1990’da Krugman, gelir eşitsizliği konusunda şunları yazdı:
Amerika Birleşik Devletleri’nde artan gelir eşitsizliğini sınırlamak için harekete geçmenin zor olmasının bir nedeni, eşitsizlikteki artışın basit bir resim olmamasıdır. Eski tarz solcular, eğer kaldıysa, bunu tek bir hikaye haline getirmek isterler – zengin, fakiri sömürerek daha da zenginleşir. Ancak bu, 1980’lerdeki Amerika’nın makul bir resmi değil. Bir kere, çok fakirlerimizin çoğu çalışmıyor, bu da onları sömürmeyi zorlaştırıyor. İkincisi, fakirlerin elinde o kadar az şey vardı ki, zenginlerin kazançlarının dolar değeri, fakirlerin kayıplarının değerini gölgede bırakıyordu. (Sabit dolar cinsinden, 1980’lerde nüfusun ilk onda biri arasında aile başına düşen gelirdeki artış, en alttaki onda biri arasındaki düşüşün yaklaşık bir düzine katıydı.)
1996 tarihli bir Slate sütununda, “The CPI and the Rat Race”, Krugman, “1950’de [M]ost ailelerinin maddi yaşam standardı bugünün fakir ve neredeyse fakir olanlarından daha iyi değildi.” Bunu, insanların yaşam standartlarının doğrudan ölçümleriyle doğruladı: ev içi su tesisatı, telefonlar, arabalar ve televizyonlar.
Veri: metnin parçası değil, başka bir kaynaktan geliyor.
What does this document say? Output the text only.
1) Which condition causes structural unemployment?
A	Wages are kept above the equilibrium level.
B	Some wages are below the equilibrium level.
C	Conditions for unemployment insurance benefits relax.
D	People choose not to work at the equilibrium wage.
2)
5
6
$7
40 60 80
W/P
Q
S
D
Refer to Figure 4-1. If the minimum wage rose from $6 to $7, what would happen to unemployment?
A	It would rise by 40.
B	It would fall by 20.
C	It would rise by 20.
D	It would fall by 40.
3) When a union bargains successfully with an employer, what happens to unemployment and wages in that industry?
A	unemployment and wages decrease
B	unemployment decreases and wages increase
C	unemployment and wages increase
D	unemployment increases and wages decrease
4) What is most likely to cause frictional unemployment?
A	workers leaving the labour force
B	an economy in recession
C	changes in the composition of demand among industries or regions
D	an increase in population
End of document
Çoğu insan için önemli olanın, başkalarınınkine göre kendi gelirleri olduğunu savundu. Yine de, 1990’larda yoksulların bile ne kadar iyi durumda olduğuna dikkat çekti.
2000 yılında Krugman, Alman iktisatçı Herbert Giersch’in 1970’lerde icat ettiği bir terim olan “avroskleroz”a da işaret etti. Krugman, bunu “hükümet kuralları ve düzenlemeleriyle o kadar tıkanmış bir işgücü piyasası ki, Avrupalı şirketlerin yeni işler yaratmak için çok az teşviki oldu – özellikle Amerika Birleşik Devletleri’nde gençlere ve azınlık gruplarına ilk adımı sağlayan düşük ücretli işler.” iş dünyası.”
Krugman, blogunda ve New York Times köşesinde sık sık rakiplerini suçluyor. Ana hedeflerden biri eski Başkan George W. Bush’tu ama aynı zamanda robert e. Chicago Üniversitesi’nden Lucas ve Harvard Üniversitesi’nden Kenneth Rogoff. Hayranlarından ve destekçilerinden biri olan, eski Boston Globe ekonomi köşe yazarı David Warsh şöyle yazdı: “[Krugman’ın] tartıya bakma alışkanlığı, terazinin kendisini hor görmeye dönüştü.”

Krugman, New York Şehir Üniversitesi Mezunlar Merkezi’nde Seçkin Ekonomi Profesörüdür. Daha önce Princeton Üniversitesi’nde Ekonomi ve Uluslararası İlişkiler Profesörüydü ve MIT ve Stanford Üniversitesi’nin fakültelerindeydi. 1991’de iki yılda bir (2010’dan beri her yıl veriliyor) “ekonomik düşünce ve bilgiye en önemli katkıyı yaptığına karar verilen kırk yaşın altındaki Amerikalı iktisatçıya” verilen John Bates Clark Ödülü’nü aldı. Lisans derecesini 1974 yılında Yale Üniversitesi’nden ve doktora derecesini aldı. 1977’de MİT’ten.